Amy went blank. Shambala’s parents had to be her own age. They must have had her at the last minute. Poor Shambala, a love child named for a Three Dog Night song. “I’m here for someone whose name escapes me.”

“Gotta either be Chaz Molloy or—”

“Molloy, that’s it,” said Amy. “Are you from Boston or Providence?” Shambala’s accent humanized her, surprising Amy into an uncharacteristically personal question.

“You can tell?” Shambala was crushed.

“Well, it’s nothing to be ashamed of!”

“My so-called dialect coach is a gyp,” said Shambala, ushering Amy into a small room that smelled like flop sweat and ham sandwiches. “This is our green room,” she said, fluttering her fingers at a row of complimentary water bottles.

“What’s he like?” asked Amy.

“Chaz is a real good guy,” said Shambala, but her eyes said something more nuanced.

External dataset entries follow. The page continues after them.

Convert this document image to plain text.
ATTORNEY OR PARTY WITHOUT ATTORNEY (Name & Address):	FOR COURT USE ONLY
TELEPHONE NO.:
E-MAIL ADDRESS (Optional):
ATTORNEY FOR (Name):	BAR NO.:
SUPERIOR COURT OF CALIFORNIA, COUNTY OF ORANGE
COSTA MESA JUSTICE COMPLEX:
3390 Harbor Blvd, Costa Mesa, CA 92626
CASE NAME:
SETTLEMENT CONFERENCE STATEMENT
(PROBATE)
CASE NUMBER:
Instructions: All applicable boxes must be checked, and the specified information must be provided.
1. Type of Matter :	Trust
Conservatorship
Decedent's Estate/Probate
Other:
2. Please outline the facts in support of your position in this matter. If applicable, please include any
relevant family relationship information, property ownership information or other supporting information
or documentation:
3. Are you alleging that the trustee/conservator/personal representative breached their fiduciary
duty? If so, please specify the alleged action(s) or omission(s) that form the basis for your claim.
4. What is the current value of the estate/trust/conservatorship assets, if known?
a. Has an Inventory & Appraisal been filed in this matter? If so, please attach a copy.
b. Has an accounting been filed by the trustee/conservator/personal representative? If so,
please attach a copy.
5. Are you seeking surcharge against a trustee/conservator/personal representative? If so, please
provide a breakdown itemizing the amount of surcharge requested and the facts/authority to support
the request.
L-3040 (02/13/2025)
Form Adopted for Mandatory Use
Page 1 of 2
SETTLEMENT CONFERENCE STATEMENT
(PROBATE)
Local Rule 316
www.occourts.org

She went to leave, then turned back. “Danvers, Mass,” she said. “You from around there too?
You
don’t sound like it at all.”

“Maine,” said Amy. She thought about explaining that she didn’t sound like Maine either, because in order to pick up regional dialects, your parents have to have them, or else you need to spend your formative years outside of your own head, but Shambala shrugged, smiled, and left before Amy could decide how to say this.

Amy rummaged through her carry bag, into which she had thoughtlessly thrown a few of her books, her notebook, and a box of Kleenex. The
ABR
piece, which had apparently occasioned the interview, was not there. She remembered intending as recently as this morning to print it out and read it here, just prior to the interview, so it would stick in her mind. And she had printed it out. She just hadn’t brought it with her. Perhaps it was time to start keeping to-do lists.